CATILINA E O SUPREMO TRIBUNAL FEDERAL
Agora é jurisprudência: se você ocupa um cargo público e um magistrado manda desocupá-lo, você não precisa obedecer essa ordem até que o respectivo tribunal a examine coletivamente. Mais ainda: você nem precisa receber a respectiva intimação, pois é perfeitamente válido servir um chá de cadeira ao oficial de justiça, deixando de atendê-lo durante todo o expediente. Não há, aí, desacato ou desobediência. De forma alguma.
Para firmar esses parâmetros é que serviu a sessão de ontem (07/12/2016) do Supremo Tribunal Federal. Deu alforria ao presidente do Senado e, por extensão, um presente de Natal aos prefeitos, governadores, presidentes de assembleias, câmaras de vereadores e tantas outros políticos investidos de qualquer parcela de autoridade. Agora, todos podem prevaricar à vontade pois, com um braço só, a Justiça não os alcança. Se a decisão de um ministro do STF foi ignorada, a de um de “juizeco” de primeira instância vai para a lata de lixo.

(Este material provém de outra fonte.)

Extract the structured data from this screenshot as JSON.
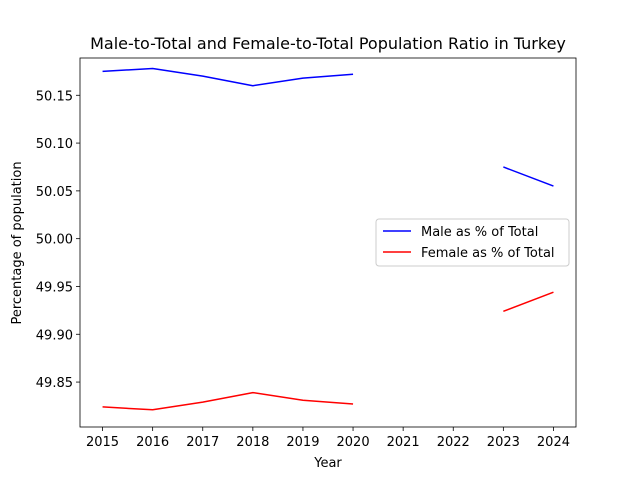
{
  "chart_data": {
    "type": "line",
    "title": "Male-to-Total and Female-to-Total Population Ratio in Turkey",
    "xlabel": "Year",
    "ylabel": "Percentage of population",
    "x_ticks": [
      "2015",
      "2016",
      "2017",
      "2018",
      "2019",
      "2020",
      "2021",
      "2022",
      "2023",
      "2024"
    ],
    "y_ticks": [
      "49.85",
      "49.90",
      "49.95",
      "50.00",
      "50.05",
      "50.10",
      "50.15"
    ],
    "xlim": [
      2014.55,
      2024.45
    ],
    "ylim": [
      49.803,
      50.189
    ],
    "grid": false,
    "legend_position": "center-right",
    "series": [
      {
        "name": "Male as % of Total",
        "color": "#0000ff",
        "x": [
          2015,
          2016,
          2017,
          2018,
          2019,
          2020,
          2021,
          2022,
          2023,
          2024
        ],
        "y": [
          50.175,
          50.178,
          50.17,
          50.16,
          50.168,
          50.172,
          null,
          null,
          50.075,
          50.055
        ]
      },
      {
        "name": "Female as % of Total",
        "color": "#ff0000",
        "x": [
          2015,
          2016,
          2017,
          2018,
          2019,
          2020,
          2021,
          2022,
          2023,
          2024
        ],
        "y": [
          49.824,
          49.821,
          49.829,
          49.839,
          49.831,
          49.827,
          null,
          null,
          49.924,
          49.944
        ]
      }
    ]
  }
}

E mais: se o julgamento monocrático incomodar o ilustre agente público, é sempre possível reverter, a toque de caixa, a pauta do Tribunal a fim de que, em 24 horas, ele afaste de sua cabeça essa espada de Dâmocles. E, aí sim, sua excelência poderá proclamar aos quatro ventos que a Justiça não tarda nem falha. Para ele, não. Feito isso, ele já pode abrir as portas de seu gabinete e receber o oficial de justiça porque, nas suas palavras, “decisão judicial é para ser cumprida.”
Diante desse precedente, imaginemos agora a hipótese de uma liminar do mesmo teor concedida no início ou durante o recesso dos tribunais. Não vale nada enquanto os sobrejuízes não retornarem ao trabalho e reapreciá-la. O réu pode usufruir normalmente todas as prerrogativas do cargo, aí incluídos o vencimento e o carro oficial. Pode tirar férias e levar a família a Disneyworld. Qual o problema? Seu advogado estará pronto para invocar o efeito “vinculante” do precedente evasivo da Suprema Corte, que deixou de sancionar a rebeldia do senador a uma ordem judicial e o maltrato ao mensageiro dessa mesma ordem.
Se, na questão de fundo, houve equilíbrio no julgamento, para equalizar o sistema de freios e contrapesos, faltou um cartão vermelho na sessão de ontem. Um cartão vermelho que reverberasse em todos os tribunais do país, sinalizando que ainda há juízes em Berlim. O que se viu, ao contrário, foi apenas um frouxo puxão de orelha, só “para inglês ver”. Nesse ponto o Supremo amarelou, usando do privilégio de “errar por último”.
Há poucos meses assistimos ao fatiamento do impeachment, desfigurando um preceito constitucional unívoco. Ontem, foi a vista grossa sobre um crime de desobediência. Atuando em ambos os episódios, sobressai a figura do mesmo personagem, com a capacidade de sobrevivência de um Rasputin e as maquinações de um Catilina.
Diante de tal personagem o Supremo Tribunal Federal, de certa forma, se encolheu. Lamentavelmente, não chegou ao plenário da Suprema Corte o brado de Cícero: “Quousque tandem abutere Catilina patientia nostra?”
Nem houve embargos declaratórios, tão murcha ficou a toga.